Local economic conditions, such as job growth and the health of specific industries, profoundly impact housing demand. Areas experiencing robust job creation tend to attract more residents, increasing competition for housing and driving up prices. Conversely, regions with declining industries or high unemployment may see reduced demand and stagnant or falling home values. For example, a 1% increase in employment can lead to a 1.5% increase in housing prices.

Population shifts and demographic changes also play a significant role in shaping local housing markets. An influx of new residents increases housing demand, while an aging population or outward migration can lead to decreased demand. Local housing policies, including zoning laws, building permits, and property taxes, can further influence supply and affordability. These policies can either restrict or encourage new construction, affecting home availability and prices.

Specific neighborhood amenities, such as the quality of local schools, proximity to transportation, access to healthcare facilities, and the presence of parks or vibrant commercial areas, enhance a property’s desirability and value. A home in a highly-rated school district, for instance, might command a higher price than a similar home in an area with less desirable schools. These localized attributes contribute to the unique characteristics and pricing of properties within distinct communities.

Interpreting Real Estate Data

To accurately assess home prices and market conditions, it is helpful to understand key real estate metrics and how to interpret them.

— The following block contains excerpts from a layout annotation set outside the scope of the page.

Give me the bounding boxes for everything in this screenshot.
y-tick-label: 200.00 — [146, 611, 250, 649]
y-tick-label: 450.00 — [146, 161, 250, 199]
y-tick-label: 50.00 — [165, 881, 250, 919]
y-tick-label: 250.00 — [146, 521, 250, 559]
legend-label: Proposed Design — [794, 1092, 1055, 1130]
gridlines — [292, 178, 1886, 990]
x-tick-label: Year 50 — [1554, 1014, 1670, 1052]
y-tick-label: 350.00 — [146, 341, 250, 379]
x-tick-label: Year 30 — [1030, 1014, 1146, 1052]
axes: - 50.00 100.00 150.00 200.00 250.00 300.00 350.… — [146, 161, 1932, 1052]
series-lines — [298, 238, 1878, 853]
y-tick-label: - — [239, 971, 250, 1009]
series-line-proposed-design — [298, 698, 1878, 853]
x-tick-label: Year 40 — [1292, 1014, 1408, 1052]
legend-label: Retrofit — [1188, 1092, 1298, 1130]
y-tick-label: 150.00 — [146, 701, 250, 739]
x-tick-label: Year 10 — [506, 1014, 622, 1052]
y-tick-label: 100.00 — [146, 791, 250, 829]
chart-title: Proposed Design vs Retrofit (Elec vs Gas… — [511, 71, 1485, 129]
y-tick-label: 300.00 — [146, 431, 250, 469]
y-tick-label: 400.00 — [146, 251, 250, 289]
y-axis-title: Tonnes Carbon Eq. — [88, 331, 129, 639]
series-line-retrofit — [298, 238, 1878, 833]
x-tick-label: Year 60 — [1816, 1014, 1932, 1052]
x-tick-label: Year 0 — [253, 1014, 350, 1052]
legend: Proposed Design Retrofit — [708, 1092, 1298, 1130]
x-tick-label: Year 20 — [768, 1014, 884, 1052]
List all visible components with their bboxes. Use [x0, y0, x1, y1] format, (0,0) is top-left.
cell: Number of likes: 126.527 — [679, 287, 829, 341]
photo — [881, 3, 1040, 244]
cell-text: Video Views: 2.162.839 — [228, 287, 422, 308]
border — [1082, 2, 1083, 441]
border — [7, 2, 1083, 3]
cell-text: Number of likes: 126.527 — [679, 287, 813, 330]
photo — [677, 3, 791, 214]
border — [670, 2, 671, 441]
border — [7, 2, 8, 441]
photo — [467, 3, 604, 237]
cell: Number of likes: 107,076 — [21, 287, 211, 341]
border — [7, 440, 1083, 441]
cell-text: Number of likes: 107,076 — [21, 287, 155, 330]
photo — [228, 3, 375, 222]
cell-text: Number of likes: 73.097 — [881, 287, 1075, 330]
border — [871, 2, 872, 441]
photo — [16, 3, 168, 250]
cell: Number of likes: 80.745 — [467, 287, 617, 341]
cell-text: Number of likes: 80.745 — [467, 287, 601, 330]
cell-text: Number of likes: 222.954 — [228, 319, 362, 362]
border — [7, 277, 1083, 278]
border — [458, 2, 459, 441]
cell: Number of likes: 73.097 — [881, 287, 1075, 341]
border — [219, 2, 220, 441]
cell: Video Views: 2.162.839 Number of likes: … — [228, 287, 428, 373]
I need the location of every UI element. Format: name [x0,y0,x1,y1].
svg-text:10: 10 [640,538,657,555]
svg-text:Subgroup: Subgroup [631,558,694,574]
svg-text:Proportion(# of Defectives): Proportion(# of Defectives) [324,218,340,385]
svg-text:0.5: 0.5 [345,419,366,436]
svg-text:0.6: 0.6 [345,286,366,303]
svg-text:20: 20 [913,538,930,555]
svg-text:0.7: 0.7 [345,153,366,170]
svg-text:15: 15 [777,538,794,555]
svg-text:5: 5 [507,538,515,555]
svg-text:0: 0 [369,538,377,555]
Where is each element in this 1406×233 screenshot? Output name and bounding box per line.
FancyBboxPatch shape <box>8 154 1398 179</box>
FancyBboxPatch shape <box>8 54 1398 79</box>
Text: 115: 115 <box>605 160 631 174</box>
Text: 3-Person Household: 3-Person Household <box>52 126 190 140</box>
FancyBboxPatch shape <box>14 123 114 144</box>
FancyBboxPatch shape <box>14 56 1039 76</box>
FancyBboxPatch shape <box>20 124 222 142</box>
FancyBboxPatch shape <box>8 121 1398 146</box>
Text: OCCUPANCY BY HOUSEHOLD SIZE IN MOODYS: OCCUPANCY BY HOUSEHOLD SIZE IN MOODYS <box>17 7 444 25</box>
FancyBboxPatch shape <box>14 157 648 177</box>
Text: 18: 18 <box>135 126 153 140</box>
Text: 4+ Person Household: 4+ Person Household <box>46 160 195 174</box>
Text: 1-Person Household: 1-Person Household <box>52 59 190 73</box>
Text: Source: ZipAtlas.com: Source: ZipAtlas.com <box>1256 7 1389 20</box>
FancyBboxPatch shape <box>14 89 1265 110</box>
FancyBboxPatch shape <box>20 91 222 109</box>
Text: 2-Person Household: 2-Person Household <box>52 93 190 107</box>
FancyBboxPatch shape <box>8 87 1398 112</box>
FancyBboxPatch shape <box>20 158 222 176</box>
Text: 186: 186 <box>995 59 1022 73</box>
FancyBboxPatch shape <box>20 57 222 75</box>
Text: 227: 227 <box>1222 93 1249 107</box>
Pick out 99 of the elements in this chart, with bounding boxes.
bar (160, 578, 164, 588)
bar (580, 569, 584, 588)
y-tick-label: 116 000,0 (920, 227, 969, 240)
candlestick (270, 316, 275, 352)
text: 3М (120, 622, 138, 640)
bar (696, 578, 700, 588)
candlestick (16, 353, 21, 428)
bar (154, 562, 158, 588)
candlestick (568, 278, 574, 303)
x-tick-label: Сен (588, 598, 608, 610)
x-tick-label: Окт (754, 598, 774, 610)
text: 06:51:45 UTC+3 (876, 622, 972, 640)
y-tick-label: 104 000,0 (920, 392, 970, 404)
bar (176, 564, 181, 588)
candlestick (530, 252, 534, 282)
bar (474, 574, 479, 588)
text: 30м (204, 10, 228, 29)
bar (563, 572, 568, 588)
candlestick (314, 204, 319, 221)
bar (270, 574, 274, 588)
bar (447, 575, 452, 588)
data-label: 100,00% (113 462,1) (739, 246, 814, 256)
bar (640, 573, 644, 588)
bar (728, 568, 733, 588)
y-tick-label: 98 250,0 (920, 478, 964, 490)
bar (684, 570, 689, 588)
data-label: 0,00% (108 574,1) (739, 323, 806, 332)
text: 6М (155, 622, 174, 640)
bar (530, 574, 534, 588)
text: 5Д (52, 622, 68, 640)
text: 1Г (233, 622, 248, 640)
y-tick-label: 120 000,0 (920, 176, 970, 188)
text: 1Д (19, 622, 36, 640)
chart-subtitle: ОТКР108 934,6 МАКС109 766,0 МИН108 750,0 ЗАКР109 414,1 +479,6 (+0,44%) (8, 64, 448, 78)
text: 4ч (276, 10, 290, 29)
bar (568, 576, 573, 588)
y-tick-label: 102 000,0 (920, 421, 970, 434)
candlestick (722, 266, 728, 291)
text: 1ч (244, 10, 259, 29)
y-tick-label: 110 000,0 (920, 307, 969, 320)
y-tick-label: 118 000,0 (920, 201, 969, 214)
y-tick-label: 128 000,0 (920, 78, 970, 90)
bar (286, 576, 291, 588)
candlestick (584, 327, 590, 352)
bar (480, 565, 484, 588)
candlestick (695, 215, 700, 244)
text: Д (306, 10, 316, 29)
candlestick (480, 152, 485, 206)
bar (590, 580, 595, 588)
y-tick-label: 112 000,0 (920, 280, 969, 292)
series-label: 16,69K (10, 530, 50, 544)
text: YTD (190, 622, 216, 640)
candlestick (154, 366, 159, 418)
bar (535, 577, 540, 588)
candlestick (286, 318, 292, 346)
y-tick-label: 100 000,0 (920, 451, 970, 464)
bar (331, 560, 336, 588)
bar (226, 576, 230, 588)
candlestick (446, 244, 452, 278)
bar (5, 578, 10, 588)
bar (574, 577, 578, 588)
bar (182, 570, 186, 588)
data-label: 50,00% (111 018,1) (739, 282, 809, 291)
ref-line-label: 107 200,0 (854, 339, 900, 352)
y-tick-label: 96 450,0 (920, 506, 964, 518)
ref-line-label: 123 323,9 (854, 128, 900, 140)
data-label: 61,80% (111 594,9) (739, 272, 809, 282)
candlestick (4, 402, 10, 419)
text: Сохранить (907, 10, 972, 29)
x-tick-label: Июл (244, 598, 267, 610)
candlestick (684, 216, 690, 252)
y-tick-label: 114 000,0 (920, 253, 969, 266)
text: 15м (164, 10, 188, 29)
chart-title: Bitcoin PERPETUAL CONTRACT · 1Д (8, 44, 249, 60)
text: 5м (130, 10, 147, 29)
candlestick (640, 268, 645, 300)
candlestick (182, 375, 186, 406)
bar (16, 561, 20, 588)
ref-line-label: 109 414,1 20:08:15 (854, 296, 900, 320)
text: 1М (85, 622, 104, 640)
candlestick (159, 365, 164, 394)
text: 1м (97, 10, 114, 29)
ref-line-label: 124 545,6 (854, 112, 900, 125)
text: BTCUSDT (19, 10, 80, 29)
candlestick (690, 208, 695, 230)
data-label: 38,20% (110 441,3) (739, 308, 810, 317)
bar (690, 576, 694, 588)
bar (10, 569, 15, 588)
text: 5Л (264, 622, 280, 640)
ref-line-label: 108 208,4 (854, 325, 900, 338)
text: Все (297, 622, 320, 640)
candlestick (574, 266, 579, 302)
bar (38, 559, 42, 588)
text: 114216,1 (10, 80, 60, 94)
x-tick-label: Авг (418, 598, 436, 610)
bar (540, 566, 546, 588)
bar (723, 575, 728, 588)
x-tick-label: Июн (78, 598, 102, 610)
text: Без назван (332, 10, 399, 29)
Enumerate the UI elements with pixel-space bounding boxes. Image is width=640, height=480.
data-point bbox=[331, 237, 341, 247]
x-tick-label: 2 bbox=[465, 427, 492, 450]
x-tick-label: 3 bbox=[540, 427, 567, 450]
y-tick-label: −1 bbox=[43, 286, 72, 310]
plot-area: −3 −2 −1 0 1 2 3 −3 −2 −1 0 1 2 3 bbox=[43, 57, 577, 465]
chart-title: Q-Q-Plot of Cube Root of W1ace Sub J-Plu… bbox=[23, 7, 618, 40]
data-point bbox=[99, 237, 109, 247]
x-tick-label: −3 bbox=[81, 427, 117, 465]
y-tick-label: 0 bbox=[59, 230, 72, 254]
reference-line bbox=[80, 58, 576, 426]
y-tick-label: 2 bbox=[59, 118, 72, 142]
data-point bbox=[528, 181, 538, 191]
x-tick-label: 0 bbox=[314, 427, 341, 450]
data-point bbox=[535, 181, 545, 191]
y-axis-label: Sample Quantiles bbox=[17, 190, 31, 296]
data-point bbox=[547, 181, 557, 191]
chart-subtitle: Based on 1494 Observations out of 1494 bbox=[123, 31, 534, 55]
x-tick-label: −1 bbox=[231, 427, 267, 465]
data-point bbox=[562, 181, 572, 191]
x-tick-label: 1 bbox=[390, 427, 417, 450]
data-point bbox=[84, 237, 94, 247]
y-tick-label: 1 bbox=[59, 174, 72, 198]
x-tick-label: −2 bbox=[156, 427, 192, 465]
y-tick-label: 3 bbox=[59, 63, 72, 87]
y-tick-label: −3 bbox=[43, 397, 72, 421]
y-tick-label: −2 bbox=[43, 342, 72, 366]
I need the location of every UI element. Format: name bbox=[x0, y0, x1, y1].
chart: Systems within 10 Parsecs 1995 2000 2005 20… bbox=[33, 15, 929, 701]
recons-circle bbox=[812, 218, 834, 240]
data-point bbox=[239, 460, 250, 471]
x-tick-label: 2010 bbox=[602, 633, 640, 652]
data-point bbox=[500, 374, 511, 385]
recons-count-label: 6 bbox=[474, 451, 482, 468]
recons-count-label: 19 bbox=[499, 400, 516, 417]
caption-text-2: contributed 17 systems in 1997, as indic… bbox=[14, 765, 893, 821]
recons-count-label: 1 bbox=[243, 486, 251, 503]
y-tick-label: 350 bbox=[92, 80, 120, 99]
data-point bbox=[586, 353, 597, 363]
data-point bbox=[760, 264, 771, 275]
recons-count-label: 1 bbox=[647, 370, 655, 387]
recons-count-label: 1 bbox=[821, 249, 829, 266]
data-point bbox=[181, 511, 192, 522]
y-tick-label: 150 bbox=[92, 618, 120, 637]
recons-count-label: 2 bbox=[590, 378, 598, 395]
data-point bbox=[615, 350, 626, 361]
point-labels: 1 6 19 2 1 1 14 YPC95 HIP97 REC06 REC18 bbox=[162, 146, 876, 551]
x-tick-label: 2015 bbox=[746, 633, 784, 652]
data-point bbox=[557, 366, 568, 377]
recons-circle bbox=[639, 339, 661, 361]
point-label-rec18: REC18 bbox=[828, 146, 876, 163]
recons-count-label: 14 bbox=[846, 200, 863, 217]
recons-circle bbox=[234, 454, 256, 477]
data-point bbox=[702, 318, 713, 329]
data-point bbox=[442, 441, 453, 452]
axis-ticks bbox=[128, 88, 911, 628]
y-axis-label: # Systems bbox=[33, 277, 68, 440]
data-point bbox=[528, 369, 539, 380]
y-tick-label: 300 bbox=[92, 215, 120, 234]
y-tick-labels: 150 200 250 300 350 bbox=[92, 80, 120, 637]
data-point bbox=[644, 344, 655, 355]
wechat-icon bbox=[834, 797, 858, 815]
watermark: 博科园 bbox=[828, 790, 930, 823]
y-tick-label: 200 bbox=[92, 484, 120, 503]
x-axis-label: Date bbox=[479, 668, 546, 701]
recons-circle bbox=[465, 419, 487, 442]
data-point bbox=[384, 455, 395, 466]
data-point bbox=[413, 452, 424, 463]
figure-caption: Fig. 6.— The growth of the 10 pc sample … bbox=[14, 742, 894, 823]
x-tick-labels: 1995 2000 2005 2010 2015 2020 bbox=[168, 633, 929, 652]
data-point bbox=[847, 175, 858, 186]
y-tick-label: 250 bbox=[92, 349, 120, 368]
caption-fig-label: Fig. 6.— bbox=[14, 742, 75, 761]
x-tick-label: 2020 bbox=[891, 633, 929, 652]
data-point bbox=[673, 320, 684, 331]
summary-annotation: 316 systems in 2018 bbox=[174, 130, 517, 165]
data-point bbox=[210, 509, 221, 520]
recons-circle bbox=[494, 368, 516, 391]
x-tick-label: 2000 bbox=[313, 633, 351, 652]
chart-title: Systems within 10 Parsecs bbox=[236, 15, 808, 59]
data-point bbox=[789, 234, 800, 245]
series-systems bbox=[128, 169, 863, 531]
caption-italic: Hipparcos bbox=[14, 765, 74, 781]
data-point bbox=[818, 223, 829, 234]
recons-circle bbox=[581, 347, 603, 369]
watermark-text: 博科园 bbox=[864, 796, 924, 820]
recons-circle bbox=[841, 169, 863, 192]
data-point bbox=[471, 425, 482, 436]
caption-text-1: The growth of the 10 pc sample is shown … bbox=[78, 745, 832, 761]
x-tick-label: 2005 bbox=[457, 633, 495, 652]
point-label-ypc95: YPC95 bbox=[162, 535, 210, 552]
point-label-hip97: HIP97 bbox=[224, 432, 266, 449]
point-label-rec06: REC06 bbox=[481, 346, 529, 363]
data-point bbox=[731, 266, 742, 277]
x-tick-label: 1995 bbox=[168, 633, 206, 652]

These data points offer insights into the current state of supply, demand, and market speed, providing a more comprehensive view than simply looking at raw price figures.

The median sale price is a widely used metric that represents the middle value in a dataset of home sales, meaning half of the homes sold for more and half sold for less. This measure is preferred over the average sale price because it is less susceptible to being skewed by a few unusually high-priced or low-priced sales, providing a more accurate representation of typical home values. For instance, if a few luxury homes sell in a given month, the average price could be inflated, whereas the median would remain a more reliable indicator of the market’s midpoint.

Days on Market (DOM) indicates the number of days a property has been listed for sale until an offer is accepted. A low DOM suggests a fast-paced market with high demand, where homes are selling quickly, often at or above asking price. Conversely, a high DOM indicates a slower market, potentially signaling overpriced or less desirable properties. The median days on market nationally was 43 days in July 2025.

Inventory levels refer to the total number of homes available for sale. This metric is often expressed as “months of supply,” which calculates how long it would take to sell all existing homes at the current sales pace. A low inventory level, typically less than five to seven months of supply, indicates a seller’s market with limited choices for buyers and potential for price increases. A high inventory level, exceeding seven months, suggests a buyer’s market, where supply outstrips demand, potentially leading to price stabilization or declines.

Sales volume represents the total number or dollar amount of properties sold within a specific timeframe. Changes in sales volume can indicate shifts in market activity and buyer confidence. A rising sales volume generally suggests a healthy and active market with strong demand, while a declining volume can signal a slowdown or reduced buyer interest.